Within a few hours after this post was published, critics reported being invited to Wednesday morning screenings in Chicago, San Francisco and Sacramento. As far as I can determine, all reviews are being voluntarily held until opening day.
At least, that was the case until approximately a half-hour after Fischer's post went up, when an invite to tomorrow's "Noah" screening went out to the usual group of D.C. critics. If you enjoy watching studio publicists in damage-control mode, you'll love the end of Fischer's article:
Allied's Gloria Jones says that D.C. critics should have been invited to the screening, and added that she didn't know why critics who inquired about seeing the movie did not hear back, nor why tomorrow's press showing was left out of the weekly Allied email. "It just must have been an oversight, and that’s it," she says, adding that press critics should have received an email about the screening. “We’re just trying to figure out why they didn’t receive the email.”

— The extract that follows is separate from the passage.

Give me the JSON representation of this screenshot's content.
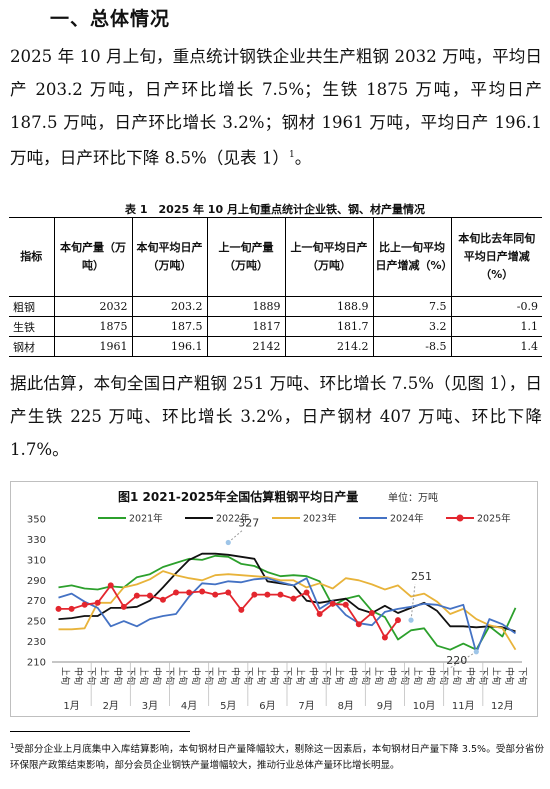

Paramount is not know for screening generously; last year, they held Martin Scorsese's "The Wolf of Wall Street" back until near its Christmas opening, even though it meant missing deadlines for year-end polls and top-10 lists. But the idea that Paramount just forgot to invite critics to see a $130 million movie with major stars from a critically acclaimed director strains the extreme edge of credulity. The chances of the studio admitting a blog post embarrassed them into opening up the screening are next to nil, but now would probably be a good time for critics around the country to check with their local reps and see if they've been the victim of a similar "oversight."